The middle (daughter) and youngest (son) used to stay with Emmett temporarily.. about the same time that we started dating. He couldn’t handle them. So I did. I told them that they would get out of bed before 2 in the afternoon, if they didn’t want to get jobs then they could do something around the house to be useful, there would be no more drugs, and if they were caught stealing from their father again they would be kicked out. I was a mean person, so they went back to live with their mommy again lol. Now keep in mind that they are all between the ages of 18 and 21 at the time. I was working 2 jobs and running 2 households (mine and Emmett’s) and he was working 60 hours a week or more.
I think he’s sad, not that they don’t keep in touch, but that he thought he raised them better than how they turned out to be. He’s disappointed in all three. They’ve really just used him for all that they could get.

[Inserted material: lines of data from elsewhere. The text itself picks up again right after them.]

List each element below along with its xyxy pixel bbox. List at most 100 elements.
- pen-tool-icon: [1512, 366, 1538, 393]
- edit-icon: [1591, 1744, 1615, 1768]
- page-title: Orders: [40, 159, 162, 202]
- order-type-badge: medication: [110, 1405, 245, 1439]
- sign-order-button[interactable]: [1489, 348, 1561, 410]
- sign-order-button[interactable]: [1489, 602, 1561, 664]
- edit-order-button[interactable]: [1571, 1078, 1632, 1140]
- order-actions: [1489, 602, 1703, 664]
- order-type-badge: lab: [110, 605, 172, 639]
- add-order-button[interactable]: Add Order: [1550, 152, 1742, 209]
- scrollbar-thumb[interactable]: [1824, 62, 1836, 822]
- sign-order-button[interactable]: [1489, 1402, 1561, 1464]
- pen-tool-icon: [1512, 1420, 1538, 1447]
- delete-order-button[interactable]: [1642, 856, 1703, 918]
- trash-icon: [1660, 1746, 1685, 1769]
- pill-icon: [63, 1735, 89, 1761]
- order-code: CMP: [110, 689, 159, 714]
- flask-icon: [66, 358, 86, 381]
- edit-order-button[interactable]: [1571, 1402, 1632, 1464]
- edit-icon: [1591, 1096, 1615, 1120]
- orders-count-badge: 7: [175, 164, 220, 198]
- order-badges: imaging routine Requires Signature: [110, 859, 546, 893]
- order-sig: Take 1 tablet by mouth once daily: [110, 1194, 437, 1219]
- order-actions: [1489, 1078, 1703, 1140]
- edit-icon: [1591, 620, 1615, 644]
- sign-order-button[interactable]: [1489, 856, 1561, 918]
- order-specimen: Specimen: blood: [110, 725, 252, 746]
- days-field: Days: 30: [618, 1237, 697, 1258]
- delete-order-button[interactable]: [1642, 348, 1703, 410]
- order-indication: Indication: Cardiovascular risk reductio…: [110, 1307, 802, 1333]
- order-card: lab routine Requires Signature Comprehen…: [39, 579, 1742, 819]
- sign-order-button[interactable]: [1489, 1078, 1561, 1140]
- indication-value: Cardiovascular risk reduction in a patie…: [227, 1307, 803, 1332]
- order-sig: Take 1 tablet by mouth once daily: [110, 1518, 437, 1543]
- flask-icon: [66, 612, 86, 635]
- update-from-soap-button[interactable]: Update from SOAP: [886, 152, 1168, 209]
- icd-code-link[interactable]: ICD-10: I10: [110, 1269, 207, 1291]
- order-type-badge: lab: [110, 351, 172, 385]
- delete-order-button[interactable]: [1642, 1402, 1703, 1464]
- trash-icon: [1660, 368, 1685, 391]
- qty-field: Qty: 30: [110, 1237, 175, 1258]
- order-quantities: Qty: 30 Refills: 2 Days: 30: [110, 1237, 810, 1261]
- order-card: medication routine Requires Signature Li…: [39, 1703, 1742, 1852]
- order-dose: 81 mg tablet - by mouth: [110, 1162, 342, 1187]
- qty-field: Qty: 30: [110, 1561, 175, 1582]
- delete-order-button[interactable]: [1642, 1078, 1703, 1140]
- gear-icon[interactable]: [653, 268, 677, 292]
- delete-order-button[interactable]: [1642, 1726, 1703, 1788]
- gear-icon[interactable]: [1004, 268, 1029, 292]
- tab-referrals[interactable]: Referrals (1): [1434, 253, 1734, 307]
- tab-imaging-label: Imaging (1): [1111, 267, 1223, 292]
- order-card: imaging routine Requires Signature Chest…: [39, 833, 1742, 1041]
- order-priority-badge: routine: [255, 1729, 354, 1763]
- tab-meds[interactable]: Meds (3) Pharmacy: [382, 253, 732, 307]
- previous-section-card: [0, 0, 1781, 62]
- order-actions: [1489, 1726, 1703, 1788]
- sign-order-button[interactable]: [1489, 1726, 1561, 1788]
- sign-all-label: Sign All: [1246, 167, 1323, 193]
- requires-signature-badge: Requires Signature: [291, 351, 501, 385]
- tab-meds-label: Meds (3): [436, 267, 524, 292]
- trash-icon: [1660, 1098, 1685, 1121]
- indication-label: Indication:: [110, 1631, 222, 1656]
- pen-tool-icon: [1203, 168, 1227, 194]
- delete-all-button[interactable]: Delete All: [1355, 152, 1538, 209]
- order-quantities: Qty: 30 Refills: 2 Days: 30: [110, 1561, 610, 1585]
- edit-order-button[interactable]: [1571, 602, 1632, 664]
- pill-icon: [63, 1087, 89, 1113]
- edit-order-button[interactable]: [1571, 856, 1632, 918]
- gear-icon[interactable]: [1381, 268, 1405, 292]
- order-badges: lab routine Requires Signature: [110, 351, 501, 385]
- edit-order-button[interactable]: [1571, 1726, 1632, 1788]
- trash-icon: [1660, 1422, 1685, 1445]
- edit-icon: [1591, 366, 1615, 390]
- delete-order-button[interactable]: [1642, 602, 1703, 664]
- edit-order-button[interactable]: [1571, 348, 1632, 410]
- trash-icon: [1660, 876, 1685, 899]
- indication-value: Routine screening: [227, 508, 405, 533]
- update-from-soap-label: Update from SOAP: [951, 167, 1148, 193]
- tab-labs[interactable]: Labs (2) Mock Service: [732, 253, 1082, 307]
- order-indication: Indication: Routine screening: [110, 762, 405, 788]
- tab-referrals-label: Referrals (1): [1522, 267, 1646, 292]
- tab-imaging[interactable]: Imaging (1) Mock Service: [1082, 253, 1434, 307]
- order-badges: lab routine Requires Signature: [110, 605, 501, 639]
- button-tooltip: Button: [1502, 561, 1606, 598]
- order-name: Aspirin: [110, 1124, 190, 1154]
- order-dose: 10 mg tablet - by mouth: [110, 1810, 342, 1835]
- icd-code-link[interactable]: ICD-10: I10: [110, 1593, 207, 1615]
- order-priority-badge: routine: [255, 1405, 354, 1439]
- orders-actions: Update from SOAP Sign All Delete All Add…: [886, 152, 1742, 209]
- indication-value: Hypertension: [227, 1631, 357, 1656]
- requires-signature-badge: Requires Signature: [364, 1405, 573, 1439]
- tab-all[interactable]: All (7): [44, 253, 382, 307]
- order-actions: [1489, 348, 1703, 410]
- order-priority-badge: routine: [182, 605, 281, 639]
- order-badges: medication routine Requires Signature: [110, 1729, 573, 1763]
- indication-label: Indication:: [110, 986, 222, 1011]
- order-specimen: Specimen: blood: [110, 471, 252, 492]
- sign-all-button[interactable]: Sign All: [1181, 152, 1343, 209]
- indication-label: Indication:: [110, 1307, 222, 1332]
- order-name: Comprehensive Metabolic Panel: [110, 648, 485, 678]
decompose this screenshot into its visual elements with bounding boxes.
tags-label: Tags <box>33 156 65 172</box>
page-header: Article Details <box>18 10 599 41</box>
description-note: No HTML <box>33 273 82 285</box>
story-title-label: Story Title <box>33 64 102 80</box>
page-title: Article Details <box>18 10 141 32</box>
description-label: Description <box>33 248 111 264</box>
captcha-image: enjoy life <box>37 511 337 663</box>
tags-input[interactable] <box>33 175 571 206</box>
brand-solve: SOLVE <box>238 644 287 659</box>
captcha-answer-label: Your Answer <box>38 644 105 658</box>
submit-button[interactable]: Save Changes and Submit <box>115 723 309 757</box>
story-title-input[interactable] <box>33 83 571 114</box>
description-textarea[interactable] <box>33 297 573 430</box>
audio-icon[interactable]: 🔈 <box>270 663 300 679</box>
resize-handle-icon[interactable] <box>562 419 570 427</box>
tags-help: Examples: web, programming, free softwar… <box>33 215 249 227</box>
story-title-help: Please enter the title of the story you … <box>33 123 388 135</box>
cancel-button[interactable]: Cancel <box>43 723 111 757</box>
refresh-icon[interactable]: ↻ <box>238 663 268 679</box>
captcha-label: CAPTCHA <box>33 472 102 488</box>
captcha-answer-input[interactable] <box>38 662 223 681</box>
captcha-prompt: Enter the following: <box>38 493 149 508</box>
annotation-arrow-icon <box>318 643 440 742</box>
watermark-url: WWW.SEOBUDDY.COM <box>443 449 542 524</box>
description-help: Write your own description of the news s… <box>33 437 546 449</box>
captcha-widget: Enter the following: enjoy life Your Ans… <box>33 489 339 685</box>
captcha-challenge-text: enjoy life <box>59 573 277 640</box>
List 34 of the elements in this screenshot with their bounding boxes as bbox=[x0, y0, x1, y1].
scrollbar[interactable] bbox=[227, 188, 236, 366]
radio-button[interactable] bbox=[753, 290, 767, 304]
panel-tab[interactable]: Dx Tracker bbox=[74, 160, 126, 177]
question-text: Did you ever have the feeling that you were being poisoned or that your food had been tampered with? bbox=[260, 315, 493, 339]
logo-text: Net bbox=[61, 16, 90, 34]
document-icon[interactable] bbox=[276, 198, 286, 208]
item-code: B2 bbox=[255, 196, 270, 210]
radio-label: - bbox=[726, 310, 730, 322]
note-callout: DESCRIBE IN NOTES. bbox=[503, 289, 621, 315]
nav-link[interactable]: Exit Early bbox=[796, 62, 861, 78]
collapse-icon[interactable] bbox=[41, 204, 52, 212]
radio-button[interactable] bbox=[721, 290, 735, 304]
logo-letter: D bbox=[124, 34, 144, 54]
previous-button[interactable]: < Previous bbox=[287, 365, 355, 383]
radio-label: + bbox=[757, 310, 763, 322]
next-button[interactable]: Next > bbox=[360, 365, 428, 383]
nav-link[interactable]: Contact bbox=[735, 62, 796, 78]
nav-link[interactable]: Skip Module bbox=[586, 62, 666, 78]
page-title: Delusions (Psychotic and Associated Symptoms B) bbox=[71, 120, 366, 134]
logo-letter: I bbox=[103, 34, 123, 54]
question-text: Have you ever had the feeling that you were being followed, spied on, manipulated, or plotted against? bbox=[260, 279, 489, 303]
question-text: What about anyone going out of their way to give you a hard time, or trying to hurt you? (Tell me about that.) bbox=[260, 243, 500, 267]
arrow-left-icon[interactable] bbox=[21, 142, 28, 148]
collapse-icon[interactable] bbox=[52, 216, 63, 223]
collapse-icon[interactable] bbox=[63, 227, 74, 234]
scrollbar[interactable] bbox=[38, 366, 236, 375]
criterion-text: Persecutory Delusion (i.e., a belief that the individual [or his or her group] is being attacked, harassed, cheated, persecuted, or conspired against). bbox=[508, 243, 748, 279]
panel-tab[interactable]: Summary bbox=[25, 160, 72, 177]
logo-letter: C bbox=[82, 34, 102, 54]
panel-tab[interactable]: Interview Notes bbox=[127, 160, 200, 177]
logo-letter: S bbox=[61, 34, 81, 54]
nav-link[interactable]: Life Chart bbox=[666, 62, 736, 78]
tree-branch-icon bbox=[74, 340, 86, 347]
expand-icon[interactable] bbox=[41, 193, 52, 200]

It’s similar to the situation with myself and my family. He loves them but it’s too painful and too much drama to be around them. I don’t expect them to come around again until they think that they can get something (financially) from Emmett or his estate. That’s why he’s in such a rush to get an airtight Power of Attorney and Will in place. He wants to make sure that they can’t touch anything that we have if something happens to him. And he wants to make sure that Brit gets the house and Brit and Ash divide what’s left, if something happens to me. He says that his children have already TAKEN everything that their going to get from him. And, yes it’s sad but it’s true.

Oh, update:

Told nephew today that the house is going back on the market after Thanksgiving. He still has the option to close, if they can get cleared to but I’m not waiting indefinitely. Yay me!! lol

Daughter decided to do some cleaning today (some people do Spring cleaning but I do Fall cleaning spree) so we cleaned baseboards, doorways, on top of shelves, did laundry, swept, vacuumed, scrubbed, the works. It was her idea. Go figure lol.

I don’t have any deep thoughts, questions to pose or discoveries to share for this post. I think I’m still in recuperating mood tonight. I’ll post again tomorrow.